Futures edge up after better-than-expected claims numbers

A Wall Street sign near the New York Stock Exchange

At 6:05 a.m. ET, Dow e-minis were down 64 points, or 0.25%.

As is illustrated by the Dow's top-performing stocks, all eyes in recent weeks have been on the performance of the United States tech sector - with the tech-focused Nasdaq Composite breaking new highs, last trading at 10,492.

The S&P 500 was virtually flat after flipping between small gains and losses in the first 30 minutes of trading.

Quarterly earnings for S&P 500 companies are expected to decline almost 44% year-on-year, the steepest drop since the 2008 financial crisis, according to IBES data from Refinitiv. The Nasdaq composite index rose 0.7% as big technology stocks continue to cruise on bets that they can keep growing nearly regardless of the economy's strength. S&P 500 e-minis were down 4.5 points, or 0.14% and Nasdaq 100 e-minis were up 1 points, or 0.01%.

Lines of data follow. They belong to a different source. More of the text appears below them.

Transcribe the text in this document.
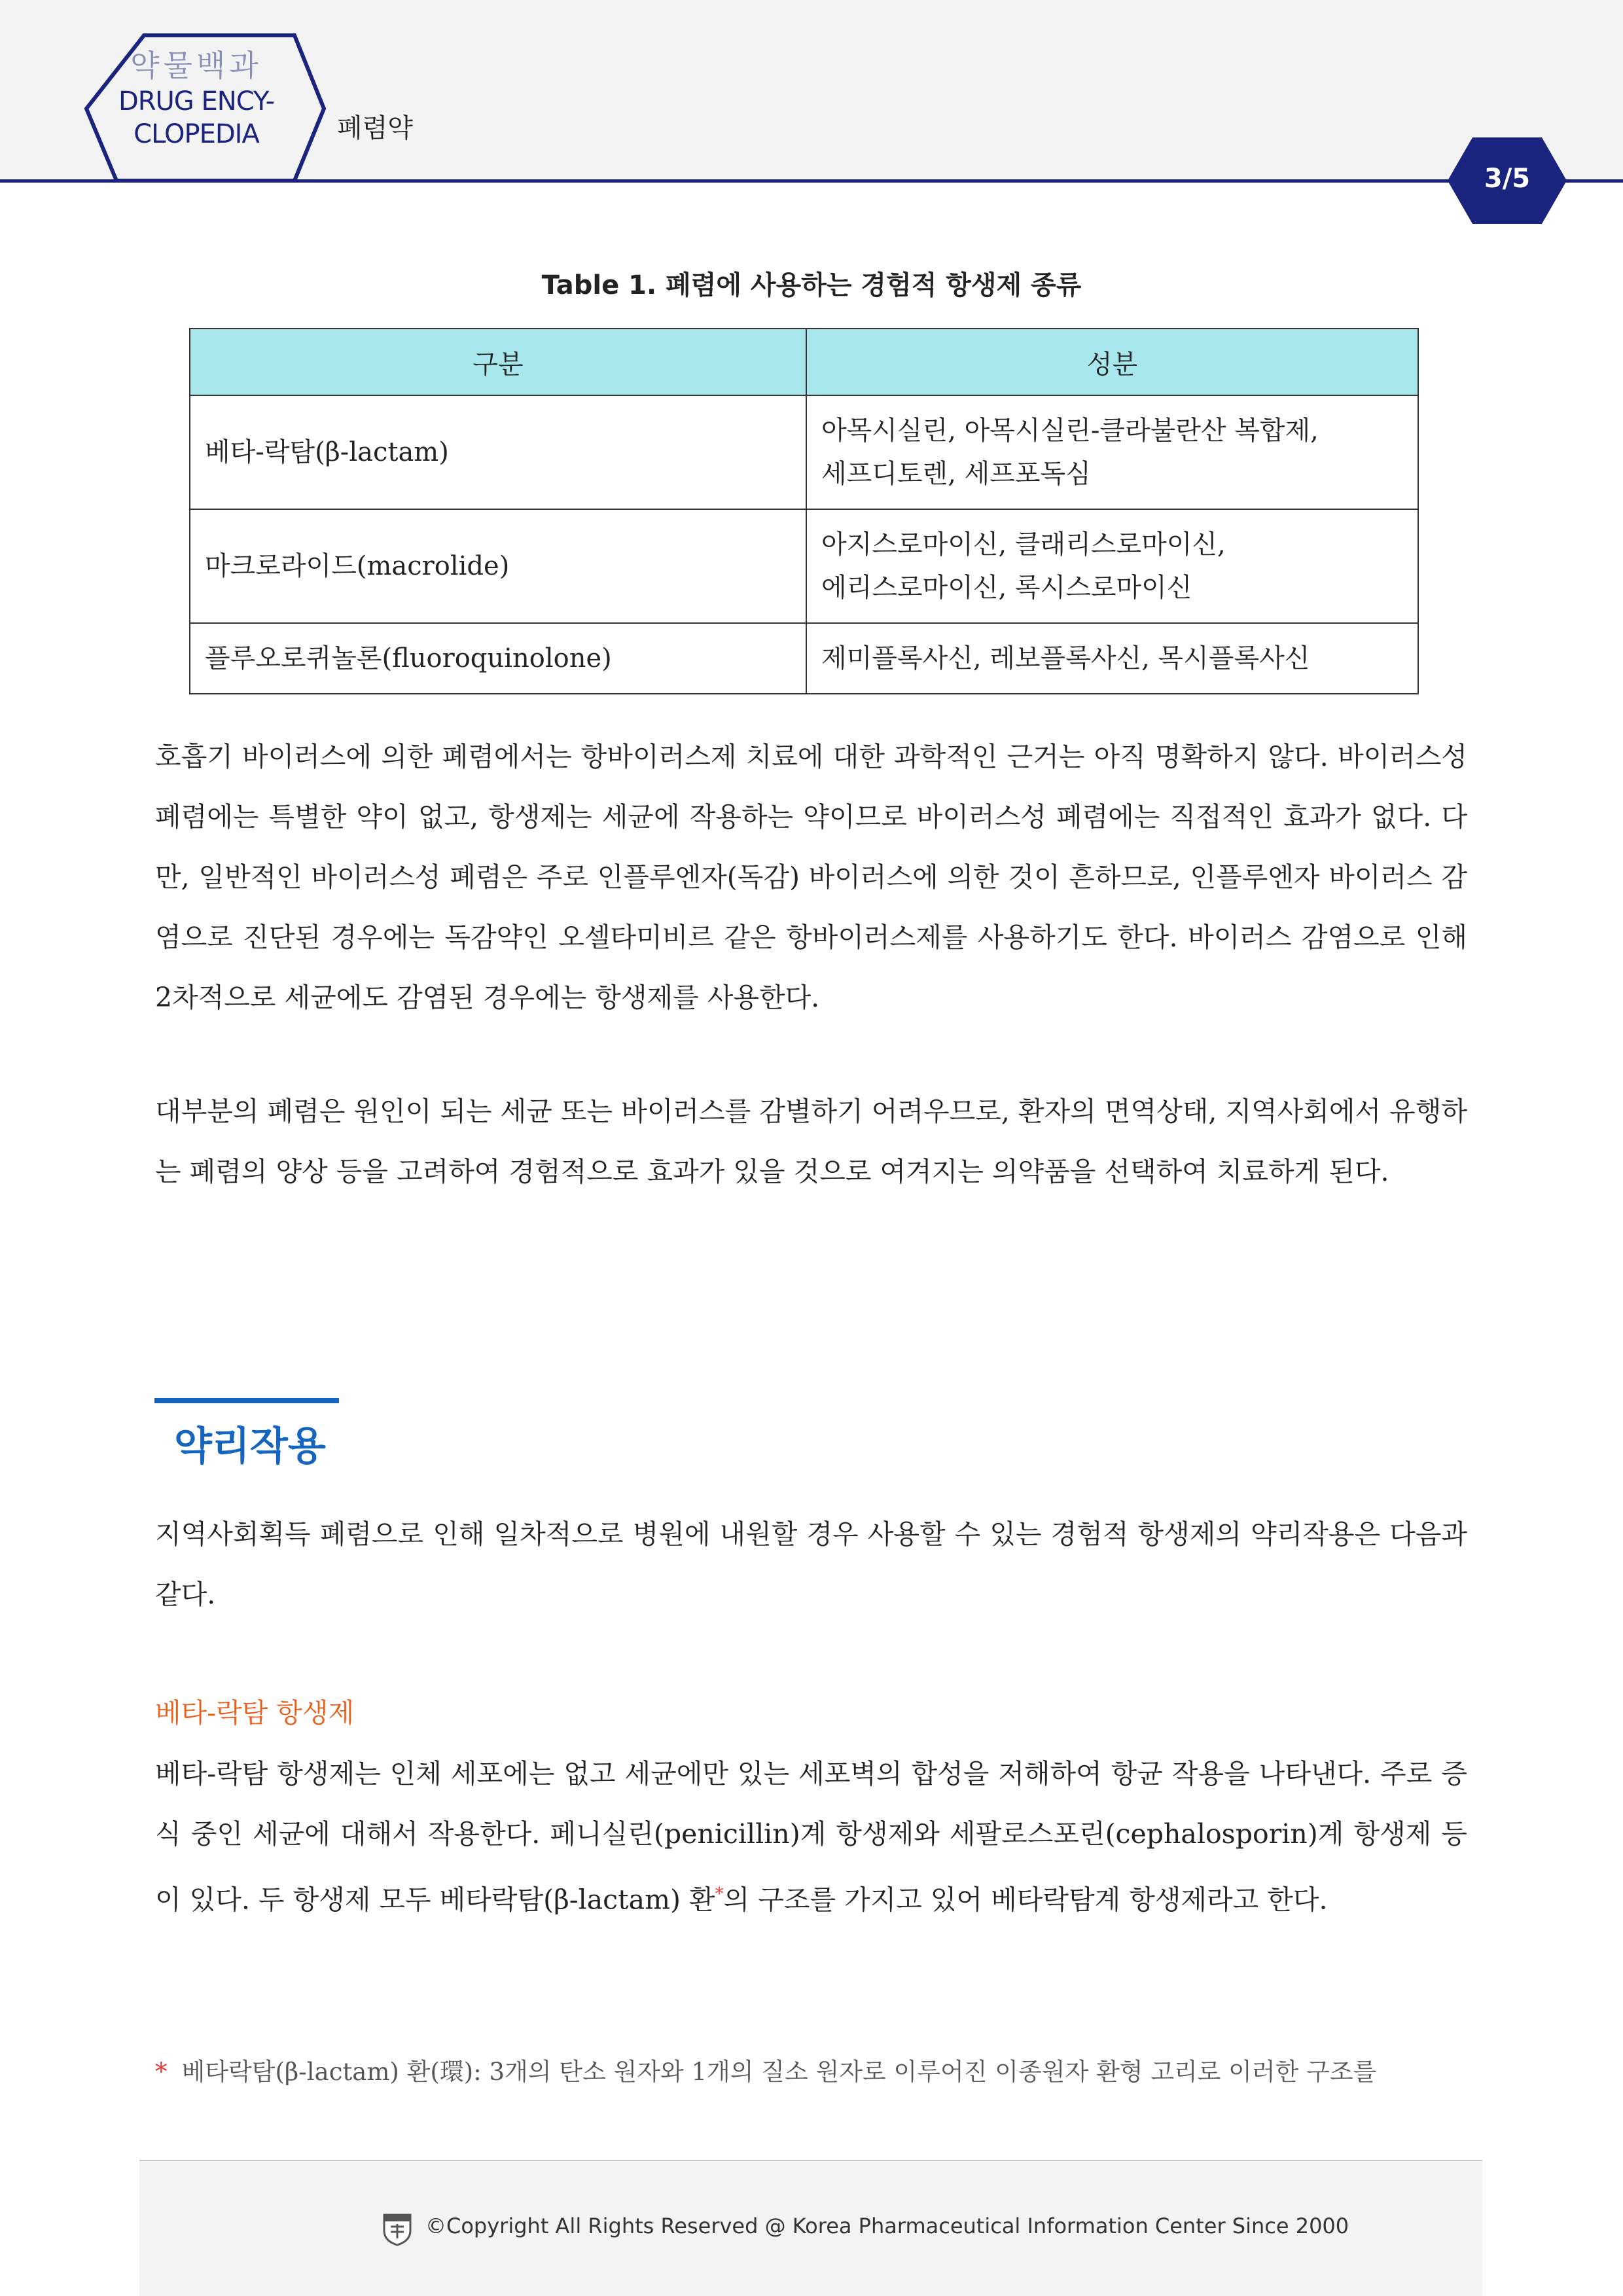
약물백과
DRUG ENCY-
CLOPEDIA	폐렴약
3/5
Table 1. 폐렴에 사용하는 경험적 항생제 종류
구분	성분
베타-락탐(β-lactam)	아목시실린, 아목시실린-클라불란산 복합제,
세프디토렌, 세프포독심

마크로라이드(macrolide)	아지스로마이신, 클래리스로마이신,
에리스로마이신, 록시스로마이신

플루오로퀴놀론(fluoroquinolone)	제미플록사신, 레보플록사신, 목시플록사신

호흡기 바이러스에 의한 폐렴에서는 항바이러스제 치료에 대한 과학적인 근거는 아직 명확하지 않다. 바이러스성 폐렴에는 특별한 약이 없고, 항생제는 세균에 작용하는 약이므로 바이러스성 폐렴에는 직접적인 효과가 없다. 다만, 일반적인 바이러스성 폐렴은 주로 인플루엔자(독감) 바이러스에 의한 것이 흔하므로, 인플루엔자 바이러스 감염으로 진단된 경우에는 독감약인 오셀타미비르 같은 항바이러스제를 사용하기도 한다. 바이러스 감염으로 인해 2차적으로 세균에도 감염된 경우에는 항생제를 사용한다.

대부분의 폐렴은 원인이 되는 세균 또는 바이러스를 감별하기 어려우므로, 환자의 면역상태, 지역사회에서 유행하는 폐렴의 양상 등을 고려하여 경험적으로 효과가 있을 것으로 여겨지는 의약품을 선택하여 치료하게 된다.

약리작용

지역사회획득 폐렴으로 인해 일차적으로 병원에 내원할 경우 사용할 수 있는 경험적 항생제의 약리작용은 다음과 같다.

베타-락탐 항생제

베타-락탐 항생제는 인체 세포에는 없고 세균에만 있는 세포벽의 합성을 저해하여 항균 작용을 나타낸다. 주로 증식 중인 세균에 대해서 작용한다. 페니실린(penicillin)계 항생제와 세팔로스포린(cephalosporin)계 항생제 등이 있다. 두 항생제 모두 베타락탐(β-lactam) 환*의 구조를 가지고 있어 베타락탐계 항생제라고 한다.

* 베타락탐(β-lactam) 환(環): 3개의 탄소 원자와 1개의 질소 원자로 이루어진 이종원자 환형 고리로 이러한 구조를
©Copyright All Rights Reserved @ Korea Pharmaceutical Information Center Since 2000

The S&P index recorded 13 new 52-week highs and no new lows, while the Nasdaq recorded 69 new highs and 10 new lows.

Wednesday's up-and-down trading was reminiscent of the market's moves over the last month, when Wall Street has largely churned in place.

Optimism is rising about a reopening USA economy, but virus case numbers are rising across much of the South and West.

Amazon added 2.7%, Apple rose 2.3% and Microsoft gained 2.2%.

Considering that very last week's close, the S&P 500, Dow and Nasdaq Composite are up 1.28%,.93% and 2.79%, respectively.

Roughly two in five stocks in the S&P 500 fell Wednesday, with several chemical and construction-related companies taking the hardest hits. This data came in slightly better than the market expectation of 1.37 million.

U.S. jobless claims came in at 1.3 million last week, an exceptionally high number historically speaking, but down 99,000 from the prior week, showing a steady decline as the world's largest economy gradually reopens and workers are recalled to their jobs.

Also, while coronavirus cases have continued to grow astronomically, the death rate in the much lower than in the earlier stage of the USA crisis.

Oil prices pushed modestly higher, with USA benchmark West Texas Intermediate rising half a per cent to US$40.83 per barrel. As of writing, IXIC was up 0.45% on the day at 10,540. The more actively traded contract for August delivery neared $1,830 during the day, the highest level since September 2011. Treasury yields and oil prices were also holding relatively steady.